Minister Heredia continued “In 2013, we saw an increase of twenty-one point two percent in the number of tour operators in Belize and eight point four percent growth in license accommodations establishing, meaning that the one thousand, four hundred license tour guides and thousands of Belizean hospitality workers could have more opportunity for meaningful employment in 2013/2014. This is a testament to what is possible when we the public and private sector work in close collaboration to ensure that tourism remains a national priority. In 2013, the Ministry of Tourism and Culture and the Belize Tourism Board reaffirmed its commitment to being of service to this industry. This approach is grounded in the principle of good governance that exercises all its powers to create an enabling environment for those that we are mandated to serve.”

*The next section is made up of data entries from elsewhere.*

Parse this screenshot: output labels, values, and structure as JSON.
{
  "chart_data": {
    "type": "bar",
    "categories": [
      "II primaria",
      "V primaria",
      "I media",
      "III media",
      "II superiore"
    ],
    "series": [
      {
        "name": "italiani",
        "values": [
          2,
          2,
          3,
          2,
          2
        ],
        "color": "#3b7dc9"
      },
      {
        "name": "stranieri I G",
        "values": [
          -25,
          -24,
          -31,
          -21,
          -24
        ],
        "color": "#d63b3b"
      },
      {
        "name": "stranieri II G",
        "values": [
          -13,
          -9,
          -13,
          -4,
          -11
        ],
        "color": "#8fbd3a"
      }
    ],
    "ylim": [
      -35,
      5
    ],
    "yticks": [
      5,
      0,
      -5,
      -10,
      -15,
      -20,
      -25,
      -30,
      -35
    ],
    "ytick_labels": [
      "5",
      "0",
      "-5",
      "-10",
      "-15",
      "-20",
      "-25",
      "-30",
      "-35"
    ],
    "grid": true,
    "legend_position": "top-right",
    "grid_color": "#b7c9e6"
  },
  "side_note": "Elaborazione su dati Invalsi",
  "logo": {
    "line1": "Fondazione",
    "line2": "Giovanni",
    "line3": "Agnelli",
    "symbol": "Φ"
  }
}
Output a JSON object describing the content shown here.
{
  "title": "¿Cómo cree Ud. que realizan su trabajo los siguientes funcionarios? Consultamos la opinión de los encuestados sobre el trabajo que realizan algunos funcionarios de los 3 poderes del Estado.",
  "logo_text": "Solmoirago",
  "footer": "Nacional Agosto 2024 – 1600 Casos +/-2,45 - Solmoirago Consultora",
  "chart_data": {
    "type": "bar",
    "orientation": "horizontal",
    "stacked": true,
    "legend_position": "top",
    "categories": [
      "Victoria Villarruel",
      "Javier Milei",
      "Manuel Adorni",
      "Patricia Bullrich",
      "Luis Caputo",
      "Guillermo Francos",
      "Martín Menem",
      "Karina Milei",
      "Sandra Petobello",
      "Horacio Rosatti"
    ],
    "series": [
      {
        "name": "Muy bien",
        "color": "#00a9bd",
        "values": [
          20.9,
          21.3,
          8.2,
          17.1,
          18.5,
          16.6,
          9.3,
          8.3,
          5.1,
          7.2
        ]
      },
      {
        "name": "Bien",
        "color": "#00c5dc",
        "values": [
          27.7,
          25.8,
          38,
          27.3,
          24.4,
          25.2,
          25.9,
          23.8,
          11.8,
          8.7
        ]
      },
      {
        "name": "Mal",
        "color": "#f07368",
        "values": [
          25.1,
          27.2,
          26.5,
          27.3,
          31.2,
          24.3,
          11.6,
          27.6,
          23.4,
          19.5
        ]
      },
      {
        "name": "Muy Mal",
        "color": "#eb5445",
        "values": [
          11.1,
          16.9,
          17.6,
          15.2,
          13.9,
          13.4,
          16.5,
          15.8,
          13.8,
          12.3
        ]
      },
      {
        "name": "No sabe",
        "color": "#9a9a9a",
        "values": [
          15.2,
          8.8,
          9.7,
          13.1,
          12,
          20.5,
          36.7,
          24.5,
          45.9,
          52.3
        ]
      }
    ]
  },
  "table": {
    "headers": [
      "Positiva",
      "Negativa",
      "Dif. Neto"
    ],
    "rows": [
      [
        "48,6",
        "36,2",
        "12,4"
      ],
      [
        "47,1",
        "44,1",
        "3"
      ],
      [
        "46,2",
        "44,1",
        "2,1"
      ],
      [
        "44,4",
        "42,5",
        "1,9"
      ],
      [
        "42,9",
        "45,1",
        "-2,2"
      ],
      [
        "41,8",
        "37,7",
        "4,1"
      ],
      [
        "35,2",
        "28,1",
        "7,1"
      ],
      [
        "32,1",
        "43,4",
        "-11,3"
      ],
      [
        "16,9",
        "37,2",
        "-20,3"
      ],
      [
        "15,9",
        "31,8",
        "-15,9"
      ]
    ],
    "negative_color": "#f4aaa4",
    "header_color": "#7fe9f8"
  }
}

In her key note address Bonita Morgan, Director of Resource Mobilization & Dev. CTO emphasized the importance of the ten responsible tourism components and delivering the experience and service at the highest level. “The region as a whole at the end of 2013, we are not going to go higher than a three percent in increase in arrivals and some of our destinations are going to have, have registered a flat performance in 2013. So it has to be that you are doing something right within Belize in terms of working together—public and private sector—to make sure you take advantage of whatever opportunities are out there to bring visitors into your country. So congratulations to you because as I said that is to what is happening in the rest of the Caribbean. Now, companies and businesses are talking about a different kind of tourism and the words they are using and the properties that I am staying at in Belize City is speaking the language too; they are talking responsible tourism. Responsible tourism is a component of sustainable tourism development in terms of the kinds of businesses we are developing. And businesses all over the world are talking about this triple bottom line: where you are talking about profit yes, but also people and planet. So we are looking at this triple bottom line as something that we need as responsible businesses and in our cause responsible tourism businesses to pay attention to.”
Tourism continues to be an essential and important foreign exchange earner for Belize and planned properly will complement Corozal’s agriculture and cane industry.